— Ты один? — спрашивает ее по-турецки матрос, правящий лодкой вместе с другим.
— Один, — отвечает Наам. — Но вот кольцо господина. Повинуйтесь и доставьте меня к Гусейну.
Матросы поднимают треугольный парус. Наам прыгает в лодку, которая быстро отчаливает. Синьора Соранцо выглядывает в окно, — она смутно расслышала плеск весел и неясные голоса. Борзой глухо и злобно рычит.
«Это Наам, он один, — говорит про себя прекрасная женщина. — Хорошо, что Соранцо хоть в эту ночь спит под одной крышей со своей печальной подругой. — Тревога снедает ее. — Он ранен, он страдает, он, может быть, чувствует себя одиноким!

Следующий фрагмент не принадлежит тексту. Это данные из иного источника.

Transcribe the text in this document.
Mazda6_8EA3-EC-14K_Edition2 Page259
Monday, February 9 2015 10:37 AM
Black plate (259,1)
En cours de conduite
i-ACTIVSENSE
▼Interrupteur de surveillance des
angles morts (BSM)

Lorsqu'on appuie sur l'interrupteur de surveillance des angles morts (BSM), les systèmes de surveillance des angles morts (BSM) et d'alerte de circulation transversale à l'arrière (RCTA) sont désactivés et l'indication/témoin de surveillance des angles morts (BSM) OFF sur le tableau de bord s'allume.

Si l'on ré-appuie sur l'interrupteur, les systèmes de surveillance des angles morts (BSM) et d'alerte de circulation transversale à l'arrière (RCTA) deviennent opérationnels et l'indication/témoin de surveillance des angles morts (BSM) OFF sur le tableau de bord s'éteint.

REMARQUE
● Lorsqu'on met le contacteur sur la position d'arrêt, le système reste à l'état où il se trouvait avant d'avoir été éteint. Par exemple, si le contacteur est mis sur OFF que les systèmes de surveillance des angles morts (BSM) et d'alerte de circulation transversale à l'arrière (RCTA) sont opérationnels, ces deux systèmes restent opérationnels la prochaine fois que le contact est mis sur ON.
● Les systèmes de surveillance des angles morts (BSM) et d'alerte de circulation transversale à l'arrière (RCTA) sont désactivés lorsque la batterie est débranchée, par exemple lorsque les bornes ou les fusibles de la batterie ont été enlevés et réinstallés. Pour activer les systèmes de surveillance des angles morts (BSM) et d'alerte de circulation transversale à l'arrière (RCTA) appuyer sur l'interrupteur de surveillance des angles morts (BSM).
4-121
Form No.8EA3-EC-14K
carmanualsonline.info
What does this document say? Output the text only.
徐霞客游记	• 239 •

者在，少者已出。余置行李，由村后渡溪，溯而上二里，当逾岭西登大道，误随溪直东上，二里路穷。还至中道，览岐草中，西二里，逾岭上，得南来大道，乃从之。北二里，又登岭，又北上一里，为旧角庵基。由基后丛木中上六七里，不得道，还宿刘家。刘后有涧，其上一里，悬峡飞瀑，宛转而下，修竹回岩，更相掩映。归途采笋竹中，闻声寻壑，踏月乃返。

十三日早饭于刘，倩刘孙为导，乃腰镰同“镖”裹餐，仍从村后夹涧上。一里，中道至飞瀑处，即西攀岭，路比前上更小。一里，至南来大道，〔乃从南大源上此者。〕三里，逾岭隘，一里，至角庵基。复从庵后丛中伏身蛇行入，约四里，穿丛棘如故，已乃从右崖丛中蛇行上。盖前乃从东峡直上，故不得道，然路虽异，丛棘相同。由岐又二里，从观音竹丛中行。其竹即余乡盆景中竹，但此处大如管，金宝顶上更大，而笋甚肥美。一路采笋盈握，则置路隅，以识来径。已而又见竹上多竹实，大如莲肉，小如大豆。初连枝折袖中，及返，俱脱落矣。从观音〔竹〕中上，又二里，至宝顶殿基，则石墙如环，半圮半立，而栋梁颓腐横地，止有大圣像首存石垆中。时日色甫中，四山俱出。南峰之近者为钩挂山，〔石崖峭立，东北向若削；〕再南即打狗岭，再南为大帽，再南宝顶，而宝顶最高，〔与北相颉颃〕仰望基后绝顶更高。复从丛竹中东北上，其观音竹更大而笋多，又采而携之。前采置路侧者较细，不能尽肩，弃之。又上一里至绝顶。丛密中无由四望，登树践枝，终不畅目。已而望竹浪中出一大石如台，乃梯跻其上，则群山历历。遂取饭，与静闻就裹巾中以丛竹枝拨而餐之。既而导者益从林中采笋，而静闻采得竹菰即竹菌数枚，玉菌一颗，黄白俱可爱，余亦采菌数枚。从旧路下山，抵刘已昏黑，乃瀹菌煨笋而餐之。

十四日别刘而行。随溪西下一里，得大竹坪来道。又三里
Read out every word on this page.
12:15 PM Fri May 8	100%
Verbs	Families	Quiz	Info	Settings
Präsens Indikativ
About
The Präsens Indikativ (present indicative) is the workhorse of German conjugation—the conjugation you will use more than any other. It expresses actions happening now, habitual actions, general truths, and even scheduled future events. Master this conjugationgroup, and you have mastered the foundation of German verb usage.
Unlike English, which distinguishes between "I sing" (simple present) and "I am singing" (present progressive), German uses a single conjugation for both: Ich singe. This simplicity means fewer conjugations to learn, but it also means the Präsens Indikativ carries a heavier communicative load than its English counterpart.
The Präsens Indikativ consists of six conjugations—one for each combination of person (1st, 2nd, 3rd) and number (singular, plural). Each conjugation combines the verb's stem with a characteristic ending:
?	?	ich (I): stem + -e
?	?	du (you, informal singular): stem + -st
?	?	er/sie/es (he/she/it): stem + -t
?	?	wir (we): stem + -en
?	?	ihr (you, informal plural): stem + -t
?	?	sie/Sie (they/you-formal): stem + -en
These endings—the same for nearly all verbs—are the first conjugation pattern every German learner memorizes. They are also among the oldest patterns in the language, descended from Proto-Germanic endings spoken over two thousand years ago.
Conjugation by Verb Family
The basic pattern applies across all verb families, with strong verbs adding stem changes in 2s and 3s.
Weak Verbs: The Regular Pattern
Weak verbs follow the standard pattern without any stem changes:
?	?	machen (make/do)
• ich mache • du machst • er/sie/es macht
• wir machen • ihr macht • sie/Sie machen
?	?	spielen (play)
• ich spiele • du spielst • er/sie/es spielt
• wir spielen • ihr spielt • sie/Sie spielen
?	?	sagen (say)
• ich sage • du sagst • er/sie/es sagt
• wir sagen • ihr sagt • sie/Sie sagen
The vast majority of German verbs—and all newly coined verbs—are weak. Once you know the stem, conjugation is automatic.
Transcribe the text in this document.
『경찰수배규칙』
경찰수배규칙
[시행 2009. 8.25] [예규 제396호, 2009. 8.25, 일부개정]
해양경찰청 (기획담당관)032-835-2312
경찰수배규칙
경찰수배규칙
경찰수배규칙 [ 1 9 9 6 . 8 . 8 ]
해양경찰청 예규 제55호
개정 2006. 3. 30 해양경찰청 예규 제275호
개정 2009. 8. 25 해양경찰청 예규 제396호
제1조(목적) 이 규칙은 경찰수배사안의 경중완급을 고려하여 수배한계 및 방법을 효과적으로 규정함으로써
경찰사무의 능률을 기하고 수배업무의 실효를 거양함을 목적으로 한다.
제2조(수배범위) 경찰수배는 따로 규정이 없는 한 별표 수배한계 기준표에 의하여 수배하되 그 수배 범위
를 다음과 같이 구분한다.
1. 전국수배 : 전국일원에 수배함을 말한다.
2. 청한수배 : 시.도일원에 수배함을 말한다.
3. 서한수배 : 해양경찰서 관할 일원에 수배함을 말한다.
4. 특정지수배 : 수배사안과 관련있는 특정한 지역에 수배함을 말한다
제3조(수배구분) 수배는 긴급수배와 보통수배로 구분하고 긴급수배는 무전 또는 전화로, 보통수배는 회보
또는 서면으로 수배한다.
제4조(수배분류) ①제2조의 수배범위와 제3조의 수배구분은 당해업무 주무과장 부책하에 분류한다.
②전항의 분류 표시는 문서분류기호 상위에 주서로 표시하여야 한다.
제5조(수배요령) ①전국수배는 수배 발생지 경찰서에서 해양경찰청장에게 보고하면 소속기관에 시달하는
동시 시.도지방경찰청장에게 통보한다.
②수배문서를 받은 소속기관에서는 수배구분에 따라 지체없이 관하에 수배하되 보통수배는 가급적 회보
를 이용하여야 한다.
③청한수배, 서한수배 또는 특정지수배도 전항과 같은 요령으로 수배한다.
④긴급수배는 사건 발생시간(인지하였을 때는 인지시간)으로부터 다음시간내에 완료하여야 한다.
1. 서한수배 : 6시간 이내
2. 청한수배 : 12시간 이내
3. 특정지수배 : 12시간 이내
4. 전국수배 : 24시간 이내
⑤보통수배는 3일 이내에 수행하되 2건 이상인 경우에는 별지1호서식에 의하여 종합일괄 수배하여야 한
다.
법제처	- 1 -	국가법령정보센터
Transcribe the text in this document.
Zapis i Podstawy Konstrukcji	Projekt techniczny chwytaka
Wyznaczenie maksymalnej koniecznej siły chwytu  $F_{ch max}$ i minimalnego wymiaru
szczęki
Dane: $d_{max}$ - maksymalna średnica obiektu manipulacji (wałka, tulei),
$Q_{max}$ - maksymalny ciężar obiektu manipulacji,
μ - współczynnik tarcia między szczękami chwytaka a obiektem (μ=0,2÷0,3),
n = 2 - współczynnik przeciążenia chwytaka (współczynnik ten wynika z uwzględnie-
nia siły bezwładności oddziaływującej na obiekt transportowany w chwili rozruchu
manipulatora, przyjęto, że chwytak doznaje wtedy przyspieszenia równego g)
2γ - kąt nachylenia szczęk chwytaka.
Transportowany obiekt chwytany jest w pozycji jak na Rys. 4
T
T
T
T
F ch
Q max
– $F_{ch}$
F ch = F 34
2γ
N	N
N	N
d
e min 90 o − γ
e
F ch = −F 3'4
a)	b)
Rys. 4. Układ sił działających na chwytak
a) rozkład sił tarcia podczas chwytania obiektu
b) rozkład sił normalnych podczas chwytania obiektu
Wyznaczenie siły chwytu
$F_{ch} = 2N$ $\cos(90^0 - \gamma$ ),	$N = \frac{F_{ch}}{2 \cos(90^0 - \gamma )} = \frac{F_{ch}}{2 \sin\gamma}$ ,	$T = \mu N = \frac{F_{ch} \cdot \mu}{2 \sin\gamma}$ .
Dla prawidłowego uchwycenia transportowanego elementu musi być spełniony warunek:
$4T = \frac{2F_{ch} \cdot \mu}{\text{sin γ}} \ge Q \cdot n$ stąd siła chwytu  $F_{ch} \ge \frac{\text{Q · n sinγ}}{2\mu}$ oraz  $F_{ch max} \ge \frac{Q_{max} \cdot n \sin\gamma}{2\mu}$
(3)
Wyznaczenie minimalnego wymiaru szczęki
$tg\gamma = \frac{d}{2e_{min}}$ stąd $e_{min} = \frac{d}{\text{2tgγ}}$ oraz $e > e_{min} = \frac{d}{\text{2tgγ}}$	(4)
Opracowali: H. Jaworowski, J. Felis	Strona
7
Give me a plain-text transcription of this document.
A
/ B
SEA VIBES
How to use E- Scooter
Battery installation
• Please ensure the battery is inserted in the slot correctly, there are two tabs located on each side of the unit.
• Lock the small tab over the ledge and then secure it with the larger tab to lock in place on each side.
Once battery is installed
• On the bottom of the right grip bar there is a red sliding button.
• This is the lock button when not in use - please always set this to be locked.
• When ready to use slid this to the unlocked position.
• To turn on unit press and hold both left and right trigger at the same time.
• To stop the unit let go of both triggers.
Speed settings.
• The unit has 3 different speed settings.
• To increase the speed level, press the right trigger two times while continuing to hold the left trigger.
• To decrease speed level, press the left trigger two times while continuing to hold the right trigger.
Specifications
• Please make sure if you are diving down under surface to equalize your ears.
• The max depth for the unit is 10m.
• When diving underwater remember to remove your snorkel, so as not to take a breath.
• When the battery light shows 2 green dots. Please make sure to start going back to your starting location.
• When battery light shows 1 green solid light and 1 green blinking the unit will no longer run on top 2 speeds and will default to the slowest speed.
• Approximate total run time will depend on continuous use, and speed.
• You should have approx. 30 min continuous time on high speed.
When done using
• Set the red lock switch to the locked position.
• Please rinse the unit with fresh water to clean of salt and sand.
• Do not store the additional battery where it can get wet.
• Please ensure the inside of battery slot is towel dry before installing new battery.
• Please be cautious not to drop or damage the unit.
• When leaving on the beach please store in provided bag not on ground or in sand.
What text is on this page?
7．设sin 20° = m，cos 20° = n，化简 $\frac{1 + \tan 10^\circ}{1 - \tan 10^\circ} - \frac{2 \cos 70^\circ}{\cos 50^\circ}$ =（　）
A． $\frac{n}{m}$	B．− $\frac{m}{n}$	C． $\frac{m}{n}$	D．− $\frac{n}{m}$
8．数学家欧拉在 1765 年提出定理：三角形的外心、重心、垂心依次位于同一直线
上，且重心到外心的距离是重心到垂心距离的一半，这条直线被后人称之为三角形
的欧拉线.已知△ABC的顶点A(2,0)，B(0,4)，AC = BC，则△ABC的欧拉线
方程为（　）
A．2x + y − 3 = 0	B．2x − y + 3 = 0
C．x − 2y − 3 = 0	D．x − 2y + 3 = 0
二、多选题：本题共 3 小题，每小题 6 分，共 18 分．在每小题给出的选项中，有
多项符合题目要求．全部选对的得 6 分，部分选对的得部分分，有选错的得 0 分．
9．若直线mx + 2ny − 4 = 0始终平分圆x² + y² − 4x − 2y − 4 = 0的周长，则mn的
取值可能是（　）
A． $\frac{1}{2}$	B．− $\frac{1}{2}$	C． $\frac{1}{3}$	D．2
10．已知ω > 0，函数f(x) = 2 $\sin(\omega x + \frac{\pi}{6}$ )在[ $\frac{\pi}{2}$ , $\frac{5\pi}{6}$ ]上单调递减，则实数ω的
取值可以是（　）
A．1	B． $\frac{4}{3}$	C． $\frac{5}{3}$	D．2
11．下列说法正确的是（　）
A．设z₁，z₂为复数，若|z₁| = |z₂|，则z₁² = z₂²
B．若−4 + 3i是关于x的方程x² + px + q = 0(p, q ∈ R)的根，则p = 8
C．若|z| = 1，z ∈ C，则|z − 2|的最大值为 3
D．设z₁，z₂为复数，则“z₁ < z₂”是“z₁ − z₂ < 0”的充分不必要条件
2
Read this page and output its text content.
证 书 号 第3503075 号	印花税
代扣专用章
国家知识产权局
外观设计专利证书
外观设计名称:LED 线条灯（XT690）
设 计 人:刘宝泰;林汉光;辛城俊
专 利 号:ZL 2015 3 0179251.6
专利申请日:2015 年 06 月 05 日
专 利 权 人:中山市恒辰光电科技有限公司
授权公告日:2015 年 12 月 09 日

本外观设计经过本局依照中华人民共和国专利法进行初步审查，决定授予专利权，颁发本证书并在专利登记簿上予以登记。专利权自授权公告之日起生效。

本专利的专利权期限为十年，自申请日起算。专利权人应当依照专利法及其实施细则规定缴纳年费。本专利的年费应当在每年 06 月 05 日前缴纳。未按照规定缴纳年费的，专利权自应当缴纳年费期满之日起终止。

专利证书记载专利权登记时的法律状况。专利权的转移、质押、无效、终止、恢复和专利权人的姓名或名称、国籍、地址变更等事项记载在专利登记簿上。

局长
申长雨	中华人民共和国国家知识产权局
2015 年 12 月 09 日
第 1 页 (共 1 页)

Неразлучный слуга покинул его нынче ночью. Если я тихо подойду к его дверям, то услышу его дыхание. Узнаю, спит ли он. А если его донимает боль, если он тоскует в темноте и одиночестве, может быть он не отвергнет моих услуг».
Она заворачивается в длинное белое покрывало и, словно тревожная тень, словно легкий лунный луч, неслышно скользит по коридорам замка. Ей удается обмануть бдительность часовых, охраняющих дверь башни, где помещается Орио. Она знает, что Наам отсутствует — Наам, единственный страж, никогда не засыпающий на посту, единственный, которого нельзя соблазнить посулами, склонить мольбами, устрашить угрозами.
Она добралась до двери покоев Орио, не пробудив ни малейшего отзвука на гулких плитах коридора, не коснувшись своим покрывалом стен, плохо хранящих тайну. Она прислушивается, сердце ее стучит так, словно хочет вырваться из груди, но она задерживает дыхание. Дверь Орио вернее, чем целый полк солдат, охраняет внушаемый ее повелителем страх. Джованна слушает, готовая бежать при малейшем шуме. Раздается голос Соранцо, зловещий среди полночного мрака и безмолвия. Страх выдать себя поспешным бегством приковывает дрожащую венецианку к порогу мужниного покоя. Соранцо
— во власти призраков тревожного сна. В этих бредовых сновидениях он что-то говорит — смятенно, яростно. Может быть, его прерывистые речи открыли какую-то страшную тайну? Джованна в ужасе бежит, возвращается в свою комнату и взбудораженная, полумертвая падает на диван. Так лежит она до утра, мучимая зловещими снами.
Между тем неясная, еще светлая черта проходит через широкий саван ночи и начинает отделять на горизонте небо от моря. Орио немного успокоился, он поднимает голову с подушки. Он еще борется со своими лихорадочными видениями, но воля его одолевает их, а заря прогонит совсем. Понемногу к нему возвращается память, и наконец он соприкасается с действительностью.
Он зовет Наам. Но лишь мандора юной аравитянки, висящая на стене, отвечает меланхолической вибрацией струн на зов господина.